Delay in price cap notification keeps stents unaffordable

The pharma department has failed to issue the notification that would allow the National Pharmaceutical Pricing Authority to fix a price ceiling for stents included in the NLEM


The industry lobby representing foreign stent makers has argued that treatment costs at hospitals could arbitrarily be raised by hospitals to offset the diminished margins on stent prices incurred. Photo: Mint
The industry lobby representing foreign stent makers has argued that treatment costs at hospitals could arbitrarily be raised by hospitals to offset the diminished margins on stent prices incurred. Photo: Mint

New Delhi: The government’s decision to bring under price control coronary stents—tiny tubes placed inside the heart’s blood vessels to keep the passages open—is in bureaucratic limbo.

Although four months have passed since the inclusion of stents in the National List of Essential Medicines (NLEM), the department of pharmaceuticals (DoP) has failed to issue the notification that would allow the National Pharmaceutical Pricing Authority (NPPA) to fix a price ceiling for stents included in the list.

The Union health ministry, following the recommendations of an expert sub-committee, notified the decision to include coronary stents under the NLEM in July.

According to the law, medicines and devices listed in the NLEM must be sold at the price fixed by NPPA, while those in the non-scheduled list are allowed a maximum annual price hike of 10%. However, the NPPA can only fix the price of a drug or device once DoP issues a notification.

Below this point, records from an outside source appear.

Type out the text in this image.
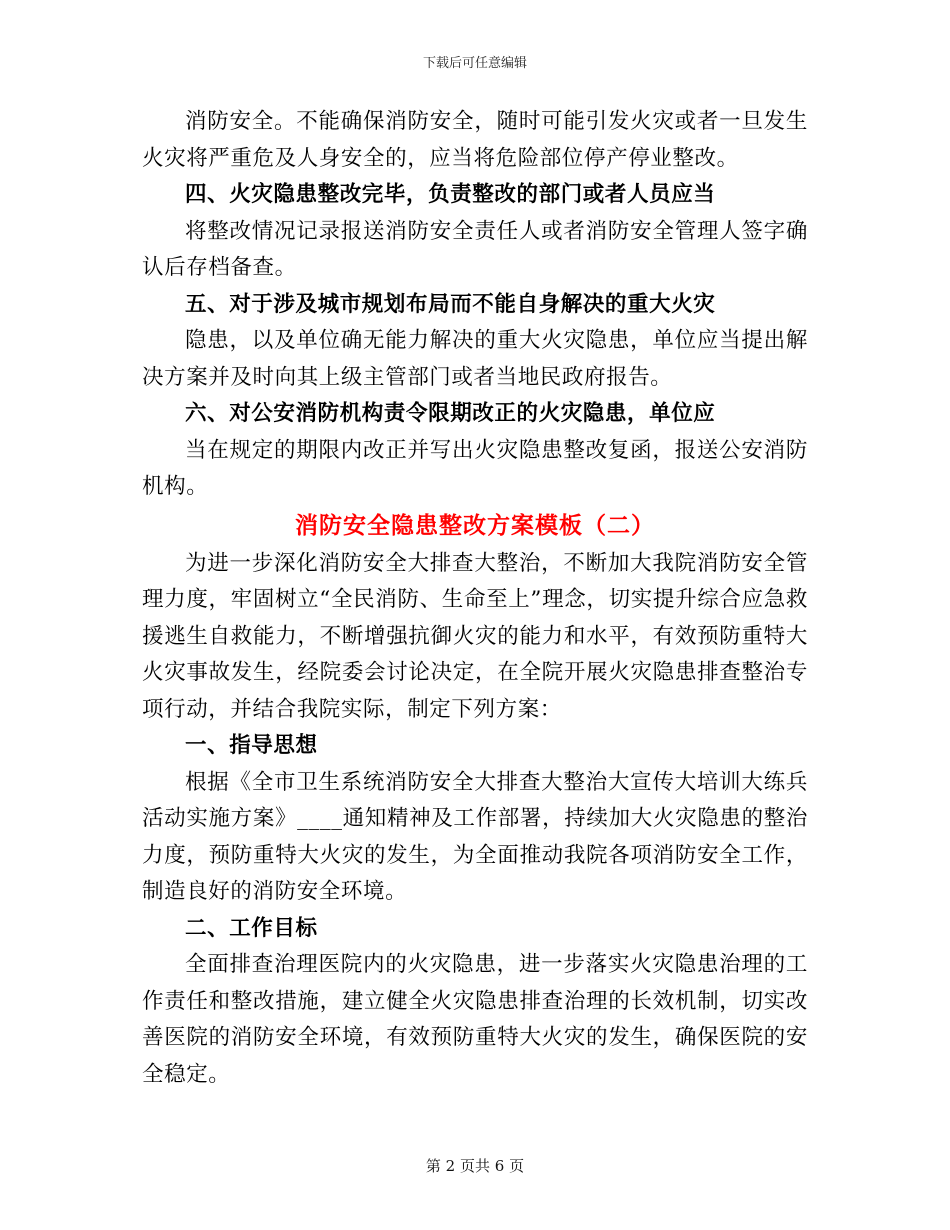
下载后可任意编辑

消防安全。不能确保消防安全，随时可能引发火灾或者一旦发生火灾将严重危及人身安全的，应当将危险部位停产停业整改。

四、火灾隐患整改完毕，负责整改的部门或者人员应当

将整改情况记录报送消防安全责任人或者消防安全管理人签字确认后存档备查。

五、对于涉及城市规划布局而不能自身解决的重大火灾

隐患，以及单位确无能力解决的重大火灾隐患，单位应当提出解决方案并及时向其上级主管部门或者当地民政府报告。

六、对公安消防机构责令限期改正的火灾隐患，单位应

当在规定的期限内改正并写出火灾隐患整改复函，报送公安消防机构。

消防安全隐患整改方案模板（二）

为进一步深化消防安全大排查大整治，不断加大我院消防安全管理力度，牢固树立“全民消防、生命至上”理念，切实提升综合应急救援逃生自救能力，不断增强抗御火灾的能力和水平，有效预防重特大火灾事故发生，经院委会讨论决定，在全院开展火灾隐患排查整治专项行动，并结合我院实际，制定下列方案：

一、指导思想

根据《全市卫生系统消防安全大排查大整治大宣传大培训大练兵活动实施方案》____通知精神及工作部署，持续加大火灾隐患的整治力度，预防重特大火灾的发生，为全面推动我院各项消防安全工作，制造良好的消防安全环境。

二、工作目标

全面排查治理医院内的火灾隐患，进一步落实火灾隐患治理的工作责任和整改措施，建立健全火灾隐患排查治理的长效机制，切实改善医院的消防安全环境，有效预防重特大火灾的发生，确保医院的安全稳定。

第 2 页共 6 页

“We have asked about the impending notification but we have no idea about why DoP has not issued the notification yet,” an official from the NPPA said, requesting anonymity.

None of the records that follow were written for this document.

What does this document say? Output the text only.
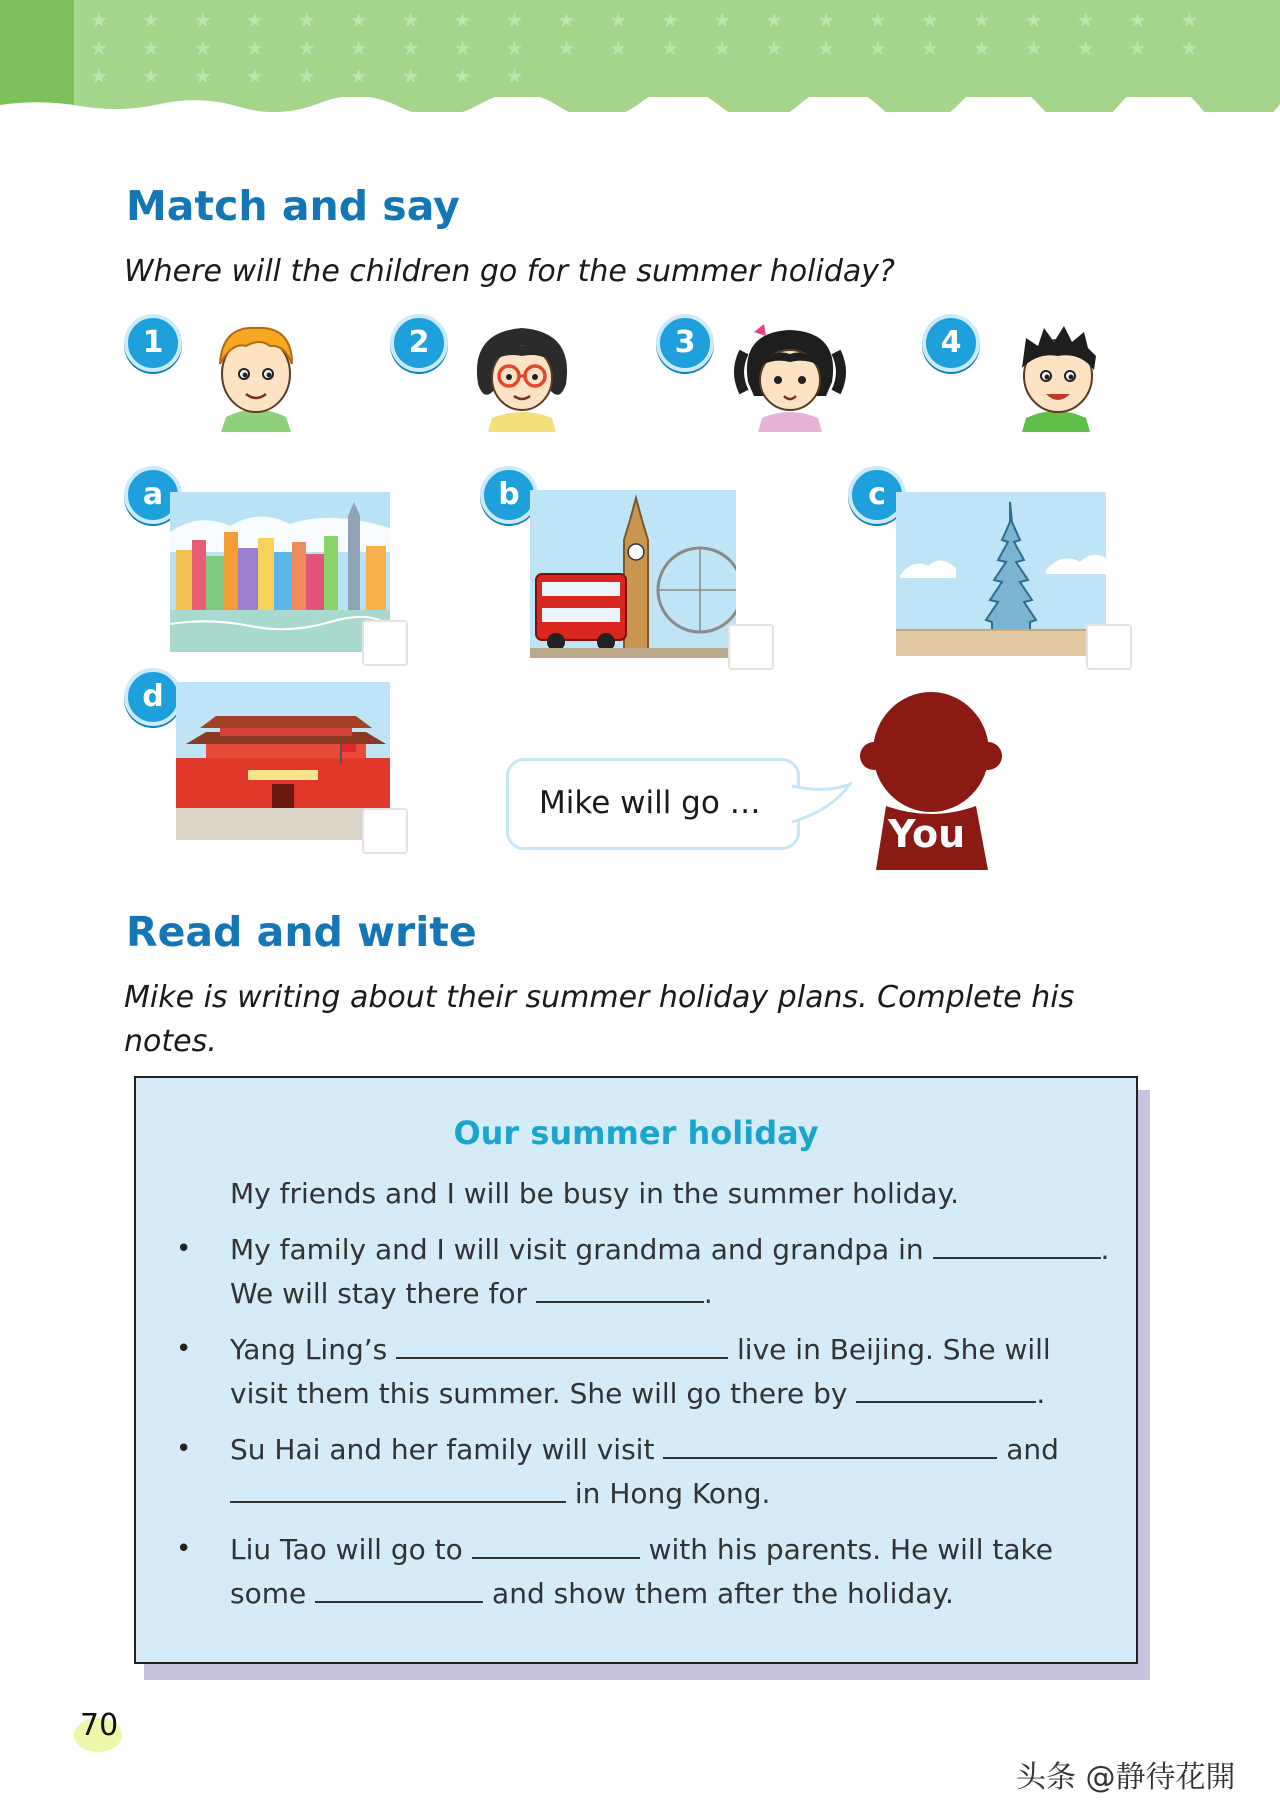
★★★★★★★★★★★★★★★★★★★★★★★★★★★★★★★★★★★★★★★★★★★★★★★★★★★★★
Match and say
Where will the children go for the summer holiday?
1	2	3	4
a	b	c
d
Mike will go …
You
Read and write
Mike is writing about their summer holiday plans. Complete his
notes.
Our summer holiday
My friends and I will be busy in the summer holiday.
• My family and I will visit grandma and grandpa in	.
We will stay there for	.
• Yang Ling’s	live in Beijing. She will
visit them this summer. She will go there by	.
• Su Hai and her family will visit	and
in Hong Kong.
• Liu Tao will go to	with his parents. He will take
some	and show them after the holiday.
70
头条 @静待花開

A bare metal stent costs Rs10,000-20,000. Drug-eluting stents, which are inserted into diseased coronary arteries and release drugs to prevent cell proliferation, make up almost 95% of the market and cost Rs30,000-80,000, while the price of a dissolvable stent in India is Rs2-3 lakh.

Almost 60% of the stents market is shared by multinational firms such as Abbott Laboratories, Medtronic, Meril Lifesciences Pvt . Ltd and Boston Scientific Corp. Stent manufacturers selling their wares with exorbitant mark-ups of between 100%-300% is the norm, according to industry experts. Vigorous lobbying has been going on to block the government’s move, experts said.

“All that the DoP needs to do is issue the notification but it has been sitting on its decision for over four months now. The foreign stent device manufacturers have inundated the Prime Minister’s Office, NITI Aayog and the respective ministries with their representations. The greater the delay by the department of pharmaceuticals in issuing the notification, the better off stent manufacturers and hospitals will be as they can overcharge and simply get away with it,” said an industry official.

Mails sent to the DoP secretary Jai Priye Prakash about the reasons behind the delay in issuing the notification went unanswered. “I don’t talk to the media,” Prakash said.

Domestic stent manufacturing group Association of Indian Medical Devices Industry (AIMED) said it has raised these concerns with the group of secretaries as well as Prakash. “We have raised the issue with the government almost two weeks back but we did not get any response as to what is the reason behind the delay. We tabled our concerns about how this is impacting patients but we are yet to understand why the notification has not been issued by the DoP,” said Rajiv Nath, forum coordinator, AIMED.

India’s coronary stents market was valued at $481 million in 2015, and is expected to reach $531 million in revenues by 2016-end.

The medical devices industry has been fighting the impending price cap on stents as it would imply reduced margins, and has pushed for differential pricing of price stents.

The industry lobby representing foreign stent manufacturers has argued that the price cap on stents does not equal a cap on treatment, and that treatment costs at hospitals could arbitrarily be raised by hospitals to offset the diminished margins on stent prices incurred.

“Apart from reducing options for patients, this price ceiling on stent also discourages innovation and foreign companies bringing newer technologies to India and competing because it will be financially unviable to do so,” Himanshu Baid, chairman of the medical technology division at the Confederation of Indian Industry had told Mint earlier.